Be well, my darling,
Salome
LETTER FROM SALOME LEVITSKY TO
ROBIN ROBINOWITZ, WINDY PERCH,
LENOX, MASSACHUSETTS, MAY 1952
Darling Vermeer,
You left me glowing from within like your Flemish ladies, glints of
light in my eyes like your laughing girl. I love our meetings at the
Chelsea, using up the "day rate," and our early suppers at El Quijote,
getting sick on paella.
You asked me to save all my fantasies for you, and here is
one—though I refuse to tell you whether it is fantasy or real. You will
have to guess, my little forger with the oh-so-clever devil's paintbrush.
I am entering another brownstone on Fifty-sixth Street. In the small
paneled foyer between the inner and outer doors, a Moroccan or Moorish
pierced-brass lantern dangles from a tarnished brass chain. Inside it is
a bluish bulb that casts little blue moons and suns on the tall ceiling and
narrow walls of this hallway. I open the inner door—which is lacquered
blue—and walk up the narrow main stair of the brownstone.

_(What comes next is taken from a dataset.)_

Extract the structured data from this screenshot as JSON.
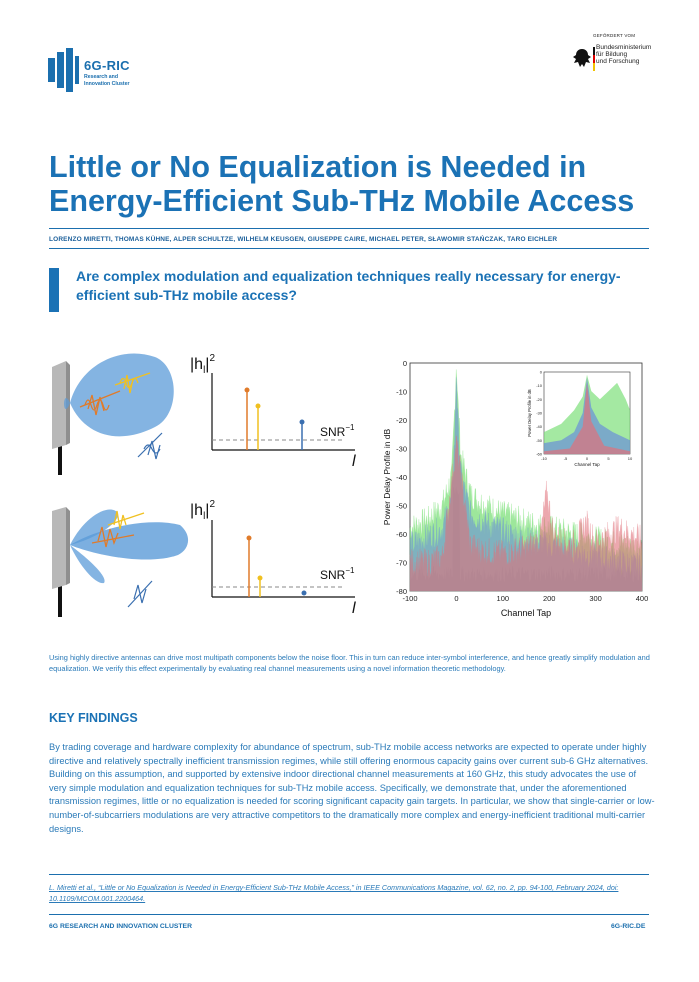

Suddenly I find that I am walking behind a half-naked woman in
high heels. Her high heels are carved of gilded wood, and when I look
closely I see that they are carved in the shape of upside-down erect penises. This is strange, I think, but I follow her, fascinated.
The balls form the base of the heel—where it nestles into the black
silk of the pumps, so that the weight of the woman's body rests en pointe,
as it were, on the stiff glans. I follow these cock-heels, these shoes, this
voluptuous naked ass (clothed only in a black velvet garter belt and blackand-gold stockings), up up up the stairs.

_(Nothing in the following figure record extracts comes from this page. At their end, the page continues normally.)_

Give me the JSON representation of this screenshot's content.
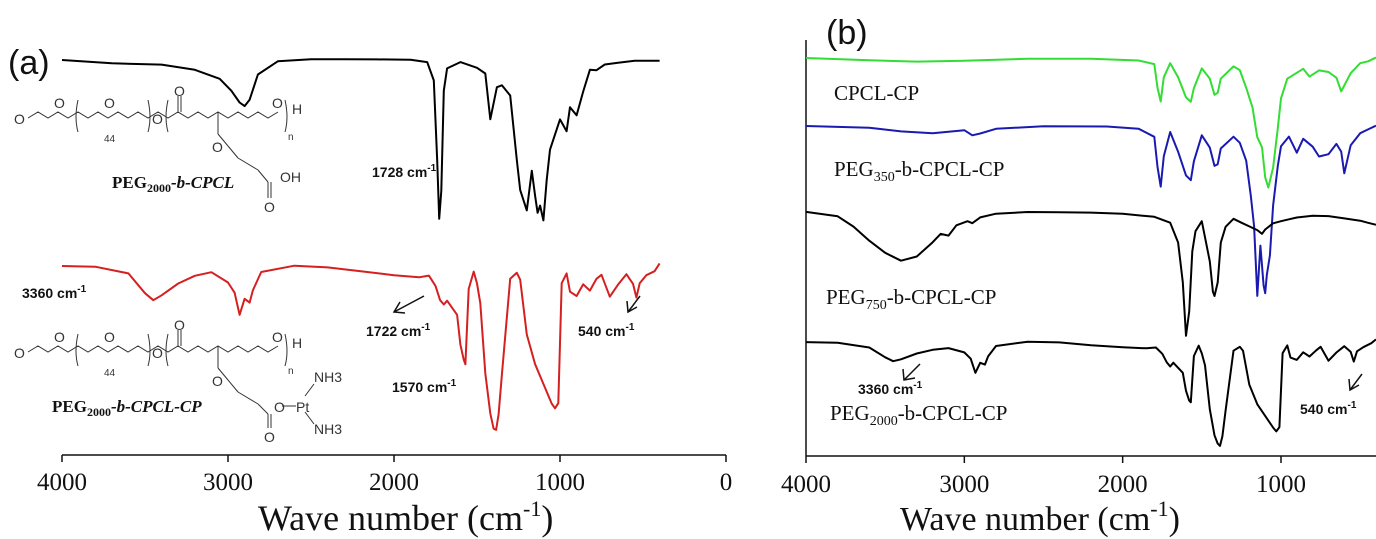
{
  "chart_data": [
    {
      "type": "line",
      "panel": "(a)",
      "xlabel_main": "Wave number (cm",
      "xlabel_sup": "-1",
      "xlabel_end": ")",
      "xlim": [
        4000,
        0
      ],
      "xticks": [
        "4000",
        "3000",
        "2000",
        "1000",
        "0"
      ],
      "series": [
        {
          "name": "PEG2000-b-CPCL",
          "color": "#000000",
          "offset": 0,
          "x": [
            4000,
            3700,
            3400,
            3200,
            3050,
            2980,
            2930,
            2900,
            2870,
            2820,
            2700,
            2500,
            2300,
            2100,
            1900,
            1800,
            1760,
            1740,
            1728,
            1715,
            1700,
            1680,
            1600,
            1500,
            1450,
            1420,
            1380,
            1350,
            1300,
            1260,
            1240,
            1200,
            1170,
            1150,
            1135,
            1120,
            1100,
            1080,
            1060,
            1000,
            960,
            940,
            900,
            860,
            820,
            780,
            730,
            650,
            550,
            400
          ],
          "y": [
            0,
            -3,
            -4,
            -9,
            -18,
            -30,
            -42,
            -46,
            -40,
            -15,
            -2,
            0,
            0,
            0,
            0,
            -2,
            -20,
            -100,
            -158,
            -130,
            -30,
            -8,
            -2,
            -8,
            -14,
            -60,
            -28,
            -26,
            -36,
            -100,
            -130,
            -150,
            -110,
            -135,
            -152,
            -145,
            -160,
            -120,
            -90,
            -60,
            -72,
            -48,
            -56,
            -32,
            -10,
            -10,
            -4,
            -2,
            0,
            0
          ]
        },
        {
          "name": "PEG2000-b-CPCL-CP",
          "color": "#d42020",
          "offset": 0,
          "x": [
            4000,
            3800,
            3600,
            3500,
            3450,
            3400,
            3300,
            3200,
            3100,
            3000,
            2960,
            2930,
            2900,
            2870,
            2850,
            2800,
            2600,
            2400,
            2200,
            2000,
            1850,
            1790,
            1750,
            1722,
            1700,
            1680,
            1620,
            1600,
            1580,
            1570,
            1550,
            1520,
            1500,
            1480,
            1450,
            1420,
            1400,
            1385,
            1370,
            1350,
            1300,
            1260,
            1240,
            1200,
            1150,
            1100,
            1050,
            1030,
            1010,
            990,
            960,
            940,
            900,
            860,
            820,
            780,
            750,
            700,
            650,
            600,
            560,
            540,
            520,
            480,
            430,
            400
          ],
          "y": [
            -2,
            -3,
            -10,
            -30,
            -37,
            -32,
            -20,
            -12,
            -8,
            -18,
            -28,
            -50,
            -34,
            -38,
            -26,
            -8,
            -2,
            -4,
            -8,
            -12,
            -14,
            -12,
            -22,
            -36,
            -40,
            -36,
            -50,
            -80,
            -95,
            -100,
            -25,
            -8,
            -20,
            -40,
            -110,
            -150,
            -165,
            -166,
            -150,
            -110,
            -14,
            -8,
            -15,
            -70,
            -100,
            -120,
            -140,
            -145,
            -140,
            -20,
            -10,
            -28,
            -32,
            -20,
            -26,
            -14,
            -10,
            -32,
            -20,
            -10,
            -20,
            -34,
            -20,
            -12,
            -8,
            0
          ]
        }
      ],
      "annotations": {
        "a1728": "1728 cm",
        "a3360": "3360 cm",
        "a1722": "1722 cm",
        "a540": "540 cm",
        "a1570": "1570 cm",
        "sup": "-1"
      },
      "structures": {
        "s1_name_main": "PEG",
        "s1_name_sub": "2000",
        "s1_name_rest": "-b-CPCL",
        "s2_name_main": "PEG",
        "s2_name_sub": "2000",
        "s2_name_rest": "-b-CPCL-CP",
        "rep": "44",
        "n": "n",
        "h": "H",
        "o": "O",
        "oh": "OH",
        "pt": "Pt",
        "nh3": "NH3"
      }
    },
    {
      "type": "line",
      "panel": "(b)",
      "xlabel_main": "Wave number (cm",
      "xlabel_sup": "-1",
      "xlabel_end": ")",
      "xlim": [
        4000,
        400
      ],
      "xticks": [
        "4000",
        "3000",
        "2000",
        "1000"
      ],
      "series": [
        {
          "name": "CPCL-CP",
          "color": "#33dd33",
          "x": [
            4000,
            3600,
            3300,
            3000,
            2600,
            2200,
            1900,
            1800,
            1780,
            1760,
            1740,
            1700,
            1650,
            1600,
            1570,
            1550,
            1500,
            1450,
            1420,
            1400,
            1380,
            1300,
            1260,
            1220,
            1180,
            1150,
            1120,
            1100,
            1080,
            1050,
            1020,
            1000,
            960,
            900,
            860,
            820,
            760,
            700,
            650,
            620,
            560,
            500,
            450,
            400
          ],
          "y": [
            0,
            -2,
            -3,
            -2,
            0,
            0,
            -2,
            -6,
            -30,
            -44,
            -20,
            -6,
            -20,
            -40,
            -44,
            -30,
            -10,
            -20,
            -36,
            -34,
            -20,
            -8,
            -12,
            -30,
            -50,
            -80,
            -90,
            -120,
            -130,
            -110,
            -70,
            -40,
            -20,
            -14,
            -10,
            -18,
            -12,
            -14,
            -20,
            -34,
            -16,
            -6,
            -4,
            0
          ]
        },
        {
          "name": "PEG350-b-CPCL-CP",
          "color": "#1a1ab0",
          "x": [
            4000,
            3600,
            3400,
            3200,
            3000,
            2950,
            2900,
            2800,
            2500,
            2100,
            1900,
            1800,
            1780,
            1760,
            1740,
            1700,
            1650,
            1600,
            1570,
            1550,
            1500,
            1450,
            1420,
            1400,
            1380,
            1300,
            1260,
            1220,
            1190,
            1170,
            1150,
            1130,
            1110,
            1100,
            1090,
            1070,
            1050,
            1020,
            1000,
            950,
            900,
            860,
            800,
            760,
            700,
            650,
            620,
            600,
            560,
            500,
            450,
            400
          ],
          "y": [
            0,
            -2,
            -6,
            -8,
            -5,
            -10,
            -8,
            -3,
            0,
            0,
            -2,
            -10,
            -40,
            -60,
            -30,
            -6,
            -26,
            -50,
            -55,
            -36,
            -10,
            -22,
            -40,
            -38,
            -22,
            -10,
            -16,
            -34,
            -70,
            -100,
            -170,
            -120,
            -160,
            -168,
            -150,
            -130,
            -80,
            -40,
            -20,
            -10,
            -26,
            -12,
            -20,
            -30,
            -28,
            -18,
            -26,
            -48,
            -20,
            -8,
            -4,
            0
          ]
        },
        {
          "name": "PEG750-b-CPCL-CP",
          "color": "#000000",
          "x": [
            4000,
            3800,
            3700,
            3600,
            3500,
            3400,
            3300,
            3200,
            3150,
            3100,
            3050,
            2980,
            2950,
            2900,
            2800,
            2600,
            2400,
            2200,
            2000,
            1800,
            1700,
            1650,
            1620,
            1600,
            1580,
            1560,
            1540,
            1500,
            1450,
            1430,
            1420,
            1400,
            1380,
            1350,
            1300,
            1250,
            1200,
            1150,
            1120,
            1100,
            1050,
            1000,
            950,
            900,
            800,
            700,
            600,
            500,
            450,
            400
          ],
          "y": [
            0,
            -4,
            -14,
            -28,
            -40,
            -48,
            -44,
            -30,
            -22,
            -24,
            -14,
            -10,
            -12,
            -6,
            -2,
            0,
            0,
            0,
            -1,
            -4,
            -10,
            -30,
            -70,
            -124,
            -100,
            -40,
            -20,
            -10,
            -50,
            -80,
            -84,
            -70,
            -30,
            -14,
            -6,
            -10,
            -14,
            -18,
            -22,
            -18,
            -12,
            -10,
            -8,
            -6,
            -4,
            -4,
            -6,
            -8,
            -10,
            -12
          ]
        },
        {
          "name": "PEG2000-b-CPCL-CP",
          "color": "#000000",
          "x": [
            4000,
            3800,
            3600,
            3500,
            3450,
            3400,
            3300,
            3200,
            3100,
            3000,
            2960,
            2930,
            2900,
            2870,
            2850,
            2800,
            2600,
            2400,
            2200,
            2000,
            1850,
            1790,
            1750,
            1722,
            1700,
            1680,
            1620,
            1600,
            1580,
            1570,
            1550,
            1520,
            1500,
            1480,
            1450,
            1420,
            1400,
            1385,
            1370,
            1350,
            1300,
            1260,
            1240,
            1200,
            1150,
            1100,
            1050,
            1030,
            1010,
            990,
            960,
            940,
            900,
            860,
            820,
            780,
            750,
            700,
            650,
            600,
            560,
            540,
            520,
            480,
            430,
            400
          ],
          "y": [
            -2,
            -3,
            -8,
            -18,
            -22,
            -20,
            -14,
            -10,
            -8,
            -12,
            -18,
            -32,
            -22,
            -24,
            -16,
            -6,
            -2,
            -3,
            -6,
            -8,
            -9,
            -8,
            -14,
            -22,
            -26,
            -22,
            -32,
            -50,
            -60,
            -62,
            -16,
            -6,
            -14,
            -26,
            -70,
            -96,
            -104,
            -106,
            -96,
            -70,
            -10,
            -6,
            -10,
            -44,
            -64,
            -76,
            -88,
            -92,
            -88,
            -14,
            -6,
            -18,
            -20,
            -12,
            -16,
            -10,
            -6,
            -20,
            -12,
            -6,
            -12,
            -22,
            -12,
            -8,
            -4,
            0
          ]
        }
      ],
      "annotations": {
        "a3360": "3360 cm",
        "a540": "540 cm",
        "sup": "-1"
      },
      "series_labels": {
        "l1": "CPCL-CP",
        "l2_main": "PEG",
        "l2_sub": "350",
        "l2_rest": "-b-CPCL-CP",
        "l3_main": "PEG",
        "l3_sub": "750",
        "l3_rest": "-b-CPCL-CP",
        "l4_main": "PEG",
        "l4_sub": "2000",
        "l4_rest": "-b-CPCL-CP"
      }
    }
  ]
}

I smell burning sugar, vanilla, tuberose, and jasmine. It seems to
come from between her legs. There is a thrumming of bass strings and
the sound of steel brushes over a drum skin. At the top of the stairs, a
Negro drummer is hitting his snare drum with the wrong side of his
sticks. He is naked except for an African shaman's mask, which chills
my blood—as it is meant to do. As I walk by, he pushes the mask back
on his woolly head, and I suddenly see he has your face.